Cambodge & Khmers rouges : L’histoire tragique du tisserand Mam Bun Lorn, racontée par son épouse

En collaboration avec le magazine « Searching for the Truth », initié par DCCAM, Cambodge Mag vous propose une série de témoignages bruts de celles et ceux qui ont vécu le régime des Khmers rouges. Aujourd’hui, l’histoire tragique du tisserand Mam Bun Lorn, contée par son épouse.

Mam Bun Lorn, tisserand
Mam Bun Lorn, tisserand

Bun Lorn travaillait près du marché de Rorka Kong dans la province de Kandal. J’avais l’habitude d’y aller pour acheter de la nourriture pour ma famille. Il m’a observé pendant un an, mais je ne l’avais pas vraiment remarqué. Un jour, ses parents sont venus chez moi et ont arrangé notre mariage. Je ne l’ai pas rencontré avant le jour de notre mariage en 1969. J’avais 19 ans quand nous nous sommes mariés.

Après notre union, je suis allée vivre chez ses parents.

« Ils étaient vieux jeu ; ils préféraient que les filles restent à la maison pour les tâches ménagères, et je n’ai donc pas eu l’occasion de recevoir une éducation »

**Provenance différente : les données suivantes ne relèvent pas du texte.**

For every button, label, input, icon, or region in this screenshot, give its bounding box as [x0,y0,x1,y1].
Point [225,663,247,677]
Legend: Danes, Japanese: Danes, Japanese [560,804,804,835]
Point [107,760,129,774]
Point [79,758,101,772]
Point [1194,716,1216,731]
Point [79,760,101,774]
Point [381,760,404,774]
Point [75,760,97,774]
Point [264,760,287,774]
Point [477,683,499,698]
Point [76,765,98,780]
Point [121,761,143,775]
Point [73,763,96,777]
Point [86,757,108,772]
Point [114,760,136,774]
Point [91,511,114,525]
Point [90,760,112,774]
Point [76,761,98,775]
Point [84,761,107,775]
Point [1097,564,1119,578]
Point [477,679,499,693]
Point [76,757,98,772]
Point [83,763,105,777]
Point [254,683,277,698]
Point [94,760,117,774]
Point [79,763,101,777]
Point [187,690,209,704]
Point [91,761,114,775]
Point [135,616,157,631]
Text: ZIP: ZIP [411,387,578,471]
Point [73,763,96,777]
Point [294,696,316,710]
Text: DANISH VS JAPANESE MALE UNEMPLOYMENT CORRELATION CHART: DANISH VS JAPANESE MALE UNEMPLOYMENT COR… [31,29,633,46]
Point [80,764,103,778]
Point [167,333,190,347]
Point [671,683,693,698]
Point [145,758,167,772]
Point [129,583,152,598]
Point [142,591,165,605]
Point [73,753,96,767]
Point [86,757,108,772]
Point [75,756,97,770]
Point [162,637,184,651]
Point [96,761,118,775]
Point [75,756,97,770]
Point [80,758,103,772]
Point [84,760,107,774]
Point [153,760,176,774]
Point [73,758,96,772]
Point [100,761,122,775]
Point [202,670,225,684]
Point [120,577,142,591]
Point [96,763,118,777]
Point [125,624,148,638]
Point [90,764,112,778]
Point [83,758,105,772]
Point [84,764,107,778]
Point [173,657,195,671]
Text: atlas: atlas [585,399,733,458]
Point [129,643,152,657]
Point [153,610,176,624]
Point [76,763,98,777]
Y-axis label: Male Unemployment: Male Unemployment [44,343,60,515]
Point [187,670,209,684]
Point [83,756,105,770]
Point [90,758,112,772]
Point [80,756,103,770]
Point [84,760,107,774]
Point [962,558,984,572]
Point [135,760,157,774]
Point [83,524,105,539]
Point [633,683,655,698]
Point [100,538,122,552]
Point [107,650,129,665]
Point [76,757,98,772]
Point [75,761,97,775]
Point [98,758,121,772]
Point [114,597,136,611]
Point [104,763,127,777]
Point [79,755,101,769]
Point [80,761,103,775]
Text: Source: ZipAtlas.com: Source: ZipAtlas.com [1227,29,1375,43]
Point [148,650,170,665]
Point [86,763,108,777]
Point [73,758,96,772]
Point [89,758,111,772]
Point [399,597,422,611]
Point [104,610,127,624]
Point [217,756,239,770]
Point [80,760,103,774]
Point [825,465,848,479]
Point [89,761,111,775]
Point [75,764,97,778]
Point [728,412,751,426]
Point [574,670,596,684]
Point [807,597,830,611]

Bun Lorn est né à Phnom Penh ; son père était ingénieur en bâtiment. Lorsqu’il avait 14 ans, ses parents ont déménagé dans un district proche du nôtre, à Kandal. Après le coup d’État de 1970, il a rejoint l’armée. Bun Lorn a été transféré à Udong alors que nous étions mariés depuis six mois, mais il a démissionné pour aider ses parents à tisser des écharpes. En 1973, il y a eu de nombreux bombardements dans notre village et sa famille et la mienne ont déménagé à Phnom Penh.

Nous avons décidé de retourner dans le village de Bun Lorn lorsque les Khmers rouges ont évacué la ville. Mais quand nous y sommes arrivés, nous avons vu que la maison avait été démolie ; il ne restait que le toit. Alors, nous avons coupé des feuilles de cocotier pour faire des murs. Après un certain temps, mon mari et moi avons décidé de retourner dans ma ville natale.

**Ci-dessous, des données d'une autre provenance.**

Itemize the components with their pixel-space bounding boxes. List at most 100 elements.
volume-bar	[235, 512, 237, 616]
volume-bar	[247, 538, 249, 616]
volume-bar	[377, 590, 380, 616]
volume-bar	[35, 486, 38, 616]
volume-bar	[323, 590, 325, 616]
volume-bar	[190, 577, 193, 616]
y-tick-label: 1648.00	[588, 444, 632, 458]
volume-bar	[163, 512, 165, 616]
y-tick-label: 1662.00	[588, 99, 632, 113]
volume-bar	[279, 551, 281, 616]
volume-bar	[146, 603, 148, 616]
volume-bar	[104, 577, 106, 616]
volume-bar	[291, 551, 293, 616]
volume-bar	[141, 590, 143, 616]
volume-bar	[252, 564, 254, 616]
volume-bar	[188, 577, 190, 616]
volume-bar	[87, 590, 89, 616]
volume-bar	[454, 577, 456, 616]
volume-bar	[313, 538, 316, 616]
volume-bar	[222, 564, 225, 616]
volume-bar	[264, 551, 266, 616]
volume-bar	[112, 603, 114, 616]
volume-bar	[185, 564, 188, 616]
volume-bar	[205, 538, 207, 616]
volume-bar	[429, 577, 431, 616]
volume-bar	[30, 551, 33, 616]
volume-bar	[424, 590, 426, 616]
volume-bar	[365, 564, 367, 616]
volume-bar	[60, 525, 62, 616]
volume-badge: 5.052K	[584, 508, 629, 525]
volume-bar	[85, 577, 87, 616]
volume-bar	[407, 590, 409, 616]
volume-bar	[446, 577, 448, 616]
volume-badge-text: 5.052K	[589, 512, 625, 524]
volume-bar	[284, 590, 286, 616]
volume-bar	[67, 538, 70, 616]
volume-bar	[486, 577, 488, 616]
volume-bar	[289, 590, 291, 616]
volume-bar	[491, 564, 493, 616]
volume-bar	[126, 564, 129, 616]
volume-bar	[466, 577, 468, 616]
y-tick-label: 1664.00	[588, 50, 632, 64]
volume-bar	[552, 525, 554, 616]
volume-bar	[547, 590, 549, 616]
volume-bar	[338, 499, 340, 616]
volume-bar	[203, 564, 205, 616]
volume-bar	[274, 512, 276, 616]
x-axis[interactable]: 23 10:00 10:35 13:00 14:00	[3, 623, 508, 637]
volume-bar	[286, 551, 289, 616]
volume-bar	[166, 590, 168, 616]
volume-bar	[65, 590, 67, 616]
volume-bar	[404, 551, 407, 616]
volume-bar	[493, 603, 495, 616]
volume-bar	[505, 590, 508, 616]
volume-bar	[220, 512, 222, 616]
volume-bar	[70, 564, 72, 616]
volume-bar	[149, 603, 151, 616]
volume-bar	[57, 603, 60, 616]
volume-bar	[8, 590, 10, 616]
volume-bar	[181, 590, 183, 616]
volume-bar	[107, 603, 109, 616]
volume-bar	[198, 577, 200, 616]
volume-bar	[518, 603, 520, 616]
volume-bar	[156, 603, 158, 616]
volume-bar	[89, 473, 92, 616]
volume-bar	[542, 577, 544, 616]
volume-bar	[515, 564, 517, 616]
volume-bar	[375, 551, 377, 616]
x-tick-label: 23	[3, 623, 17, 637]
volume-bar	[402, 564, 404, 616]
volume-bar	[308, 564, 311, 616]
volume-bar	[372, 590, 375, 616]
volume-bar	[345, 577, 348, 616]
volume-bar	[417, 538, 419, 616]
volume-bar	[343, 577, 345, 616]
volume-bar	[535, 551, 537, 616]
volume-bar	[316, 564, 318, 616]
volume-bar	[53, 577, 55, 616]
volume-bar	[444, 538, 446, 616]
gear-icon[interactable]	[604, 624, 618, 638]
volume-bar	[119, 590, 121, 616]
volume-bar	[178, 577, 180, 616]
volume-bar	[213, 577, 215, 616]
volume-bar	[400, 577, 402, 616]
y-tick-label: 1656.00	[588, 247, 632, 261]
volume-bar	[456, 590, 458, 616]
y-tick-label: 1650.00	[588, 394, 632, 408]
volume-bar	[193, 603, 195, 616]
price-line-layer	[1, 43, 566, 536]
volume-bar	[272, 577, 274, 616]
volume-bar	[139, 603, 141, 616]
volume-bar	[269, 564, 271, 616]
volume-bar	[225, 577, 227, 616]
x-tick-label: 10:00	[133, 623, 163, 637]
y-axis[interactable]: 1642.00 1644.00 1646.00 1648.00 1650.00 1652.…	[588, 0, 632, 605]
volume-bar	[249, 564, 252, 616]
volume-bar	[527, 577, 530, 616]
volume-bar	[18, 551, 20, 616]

Fin 1976, l’Angkar nous a transférés, ainsi que d’autres personnes qui avaient vécu à Phnom Penh avant le régime, dans le village de Por, dans la province de Pursat. Il n’y avait personne qui vivait là où ils nous ont envoyés, mais ils prévoyaient d’y créer une coopérative.

Por était une région éloignée ; il n’y avait pas de plantations, mais la terre était bonne et nous avons rapidement commencé à cultiver du riz. Je plantais le riz et arrachais les semis, tandis que mon mari travaillait à l’unité de labourage.

« Même si nous cultivions beaucoup de riz, nous n’avions pas assez à manger. Je suis devenue de plus en plus maigre, et lorsque mon premier enfant a eu quatre mois, il est mort parce que je n’avais pas produit assez de lait pour lui »

Bun Lorn est rapidement tombé gravement malade de la malaria et est mort. Je n’ai même pas eu l’occasion de l’emmener à l’hôpital. Moi aussi, j’étais malade et je pouvais à peine marcher, alors d’autres villageois ont emporté son cadavre. Je ne sais pas où il est enterré.

Après cela, j’ai vécu chaque jour dans la peur. Bun Lorn avait résolu tous les problèmes difficiles que nous avions rencontrés, mais maintenant il n’est plus là. Au début, le village de Por comptait 300 familles, mais au bout d’un an, il n’en restait plus que 17 ; elles ont disparu les unes après les autres.

Je suis restée jusqu’à ce que les soldats vietnamiens arrivent en 1979 et nous disent de rentrer chez nous. J’ai marché pendant un mois avant de pouvoir retourner dans mon village.